Will’s World: Rough season brings mental health reflection
Dark nights and dark thoughts tend to go hand in hand and, as always, I find myself feeling melancholic at this time of year.
Another summer’s gone, I’m exhausted after one of the most challenging harvest seasons of my farming career, and the thought of the long winter ahead seems daunting, to say the least – especially with the spectre of severe flooding that seems to hang permanently over us these days.
See also: Farm cash flow advice as cost and price pressures mount
I suppose none of us went into farming for an easy and comfortable life.
But it does feel particularly difficult at the moment, and the many conversations I’ve had with friends and neighbours this year who’ve intimated – or openly said – they’re struggling with the pressure and stress of it all has left me feeling deeply concerned.
Staff shortages, high input costs, low yields, tight margins, inadequate support systems, the ongoing nightmare that is bovine TB, pointless bureaucracy, a rapidly ageing workforce, low farmgate prices, and plain loneliness and isolation are just a few of the things weighing on farmers’ minds.
Mental health challenges
This is only reinforced by the sheer number of recent articles and features in the farming press talking about the importance of good mental health and looking out for one another.
This is patently a good thing and doubtless helps people to realise that they’re not on their own and that it’s “OK not to be OK”, but it does emphasise the fact that our community and industry is finding it extremely difficult to adjust in a rapidly changing world.
I’m certainly feeling that too.
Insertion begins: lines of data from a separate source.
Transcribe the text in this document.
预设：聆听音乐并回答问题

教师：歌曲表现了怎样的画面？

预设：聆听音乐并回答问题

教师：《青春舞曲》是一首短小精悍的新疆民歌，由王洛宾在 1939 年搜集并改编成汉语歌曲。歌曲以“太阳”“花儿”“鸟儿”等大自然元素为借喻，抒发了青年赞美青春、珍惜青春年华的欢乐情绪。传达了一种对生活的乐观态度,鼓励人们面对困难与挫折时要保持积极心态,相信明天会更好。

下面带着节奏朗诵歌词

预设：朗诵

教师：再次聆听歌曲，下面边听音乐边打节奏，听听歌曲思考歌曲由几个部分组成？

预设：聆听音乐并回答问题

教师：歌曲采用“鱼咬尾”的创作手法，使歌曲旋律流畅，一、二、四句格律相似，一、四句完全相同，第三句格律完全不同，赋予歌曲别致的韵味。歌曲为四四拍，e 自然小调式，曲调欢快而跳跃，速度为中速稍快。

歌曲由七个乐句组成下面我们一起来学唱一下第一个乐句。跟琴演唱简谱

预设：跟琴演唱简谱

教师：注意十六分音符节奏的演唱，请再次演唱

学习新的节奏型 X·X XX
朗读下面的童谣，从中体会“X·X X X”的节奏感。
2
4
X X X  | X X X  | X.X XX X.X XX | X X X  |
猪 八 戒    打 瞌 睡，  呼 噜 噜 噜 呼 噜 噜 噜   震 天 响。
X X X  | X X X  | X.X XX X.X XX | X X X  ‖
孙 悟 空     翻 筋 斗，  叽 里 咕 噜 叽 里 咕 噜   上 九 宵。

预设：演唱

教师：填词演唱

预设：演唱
So much so, in fact, that I’ve begun to wonder, if only fleetingly and occasionally, if I made the wrong choice all those years ago when I decided that I wanted to be a farmer.
It could just be because I’ve spent too much time on my own in a tractor cab lately, and that’s never particularly good for me.
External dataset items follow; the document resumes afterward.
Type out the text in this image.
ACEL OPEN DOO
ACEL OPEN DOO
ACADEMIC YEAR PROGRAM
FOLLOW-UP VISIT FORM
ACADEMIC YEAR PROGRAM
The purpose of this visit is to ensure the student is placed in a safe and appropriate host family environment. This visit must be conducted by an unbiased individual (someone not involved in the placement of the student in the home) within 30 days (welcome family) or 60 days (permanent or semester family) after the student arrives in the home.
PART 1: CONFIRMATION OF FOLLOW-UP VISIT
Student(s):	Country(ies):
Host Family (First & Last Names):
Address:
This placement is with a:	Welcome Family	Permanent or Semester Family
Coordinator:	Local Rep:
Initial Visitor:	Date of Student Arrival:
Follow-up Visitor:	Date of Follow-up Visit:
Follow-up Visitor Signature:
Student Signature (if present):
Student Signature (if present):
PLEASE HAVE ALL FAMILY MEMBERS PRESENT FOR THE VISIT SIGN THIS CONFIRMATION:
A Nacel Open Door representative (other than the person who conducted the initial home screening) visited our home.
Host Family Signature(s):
I’m alright for a few days, but any more than that and I’ve overthought everything there possibly is to overthink and morphed into an even more strung-out version of Robert De Niro’s character in Taxi Driver (“You talkin’ to me? Well, I’m the only one here…”).
It could also be that I’ve attended a few funerals recently of members of the local farming community that I was very fond of, and it’s taking me a while to come to terms with the fact that I won’t see them around or share a chat and a laugh with them anymore.
Talking to friends and family
Sometimes it can feel like there’s fewer and fewer of us, and I often wonder if I’m part of the last golden era of small family farms in this country.
I should stress that after writing previously in FW about my occasional bouts of severe depression, I’m not feeling like that this time, despite my temporary downbeat mood, so no one need worry about me.
It does like to jump out of the shadows every now and then, to punch me in the face and tell me I’m still not good enough – just as a nasty reminder that it’ll never fully go away. But I can cope with that.
The difference now, as opposed to when I first encountered it, is that I know it for what it is, and will quickly talk to a few close friends and family members who’ll help to gently drag me back to the light.